Foto: DW/L. da Conceição
Obras faturadas e abandonadas
Esta via é a entrada do bairro Eduardo Mondlane. Desde 2016, o munícipio já gastou na reparação desta estrada - com cerca de 200 metros -, mais de quatro milhões de meticais. Até à data, apenas foram executados 150 metros. Ao que a DW África apurou, o empreiteiro apenas trabalha nos dias de fiscalização dos membros da assembleia municipal. O dinheiro faturado dava para pavimentar mais de 1 km.
Foto: DW/L. da Conceição
Obras sobrefaturadas
Este é o estado atual de várias obras na cidade de Maxixe. Na imagem, a via do prolongamento da padaria Chambone, foi faturada em mais de cinco milhões de meticais (cerca de 71 mil euros) no ano de 2016. No entanto, esta mesma obra voltou a ser faturada este ano, não tendo o valor sido tornado público.
Foto: DW/L. da Conceição
Obras sem qualidade
Desde o ano de 2015, o conselho municipal da cidade de Maxixe já gastou mais de 10 milhões de meticais (cerca de 142 mil euros) com as obras de reparação de buracos nas avenidas e ruas do centro da cidade. No entanto, o trabalho não tem qualidade e os buracos continuam a danificar carros ligeiros. O empreiteiro desta obra é também a SGI Construções Lda.
Foto: DW/L. da Conceição
MDM denuncia corrupção
A bancada do MDM na assembleia municipal de Maxixe denunciou que as viaturas adquiridas pela edilidade não estão a ser compradas em agências, mas no mercado negro em África do Sul. Diz a oposição que as últimas duas viaturas adquiridas custaram mais de sete milhões de meticais. Um preço quatro vezes superior, quando comparado ao valor das duas viaturas no mercado em Moçambique.
Foto: DW/L. da Conceição
“Não interessa qualidade, queremos faturar”
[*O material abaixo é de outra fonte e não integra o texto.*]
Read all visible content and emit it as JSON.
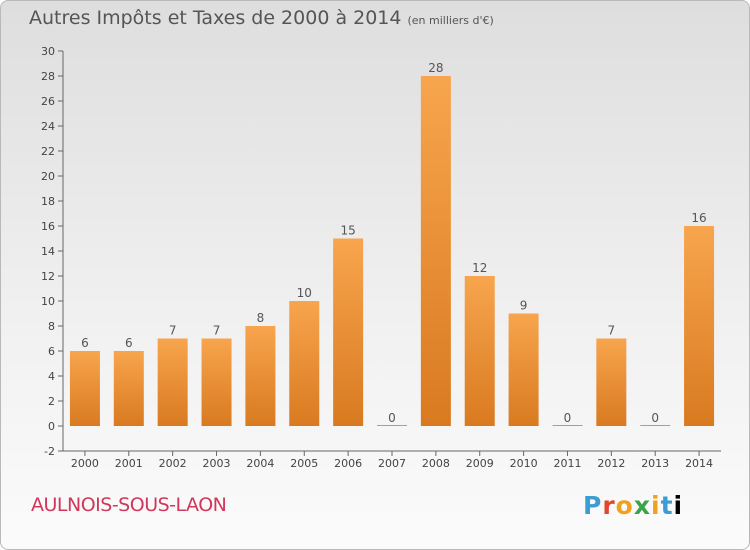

Jacinto Chaúque, ex-vereador do município de Maxixe, está a ser investigado pelo Gabinete de Combate à Corrupção de Moçambique. Da investigação consta, entre outros, uma gravação telefónica entre Chaúque e o empreiteiro desta obra, na avenida Ngungunhane, e em que o ex-vereador afirma que “não interessa a qualidade. Queremos faturar nestas obras”. Chaúque está a aguardar julgamento.
Foto: DW/L. da Conceição
Preços altos nas construções de edifícios
Em 2015, o conselho municipal de Maxixe construiu um posto policial no bairro de Mabil. Esta infraestrutura - com apenas dois quartos, uma sala comum e uma cela com capacidade para cinco pessoas – custou mais de 1,3 milhões de meticais, não contando com a aquisição de material como mesas ou cadeiras. Ao que a DW África apurou junto do mercado, esta obra não custaria mais de 300 mil meticais.
Foto: DW/L. da Conceição
Um milhão de meticais por cada sede do bairro
As sedes dos bairros são outro exemplo. Todas as sedes dos bairros construídas pelo conselho municipal contam com a mesma planta. Cada uma custou cerca de um milhão de meticais (cerca de 14 mil euros). O preço real de mercado para uma casa tipo dois, sem mobília de escritório, é de cerca de 300 meticais.
Foto: DW/L. da Conceição
Empreiteiro exige dinheiro de volta
O empreiteiro Ricardo António José reclamou, em 2015, a devolução do dinheiro que foi exigido pelo ex-chefe da Unidade Gestora Executora e Aquisições, Rodolfo Tambanjane. O montante pago por Ricardo José era referente ao valor da comissão de Tambanjane por ter selecionado esta empresa e não outra. Rodolfo Tambanjane foi preso, tendo saído depois de pagar caução. O caso continua em tribunal.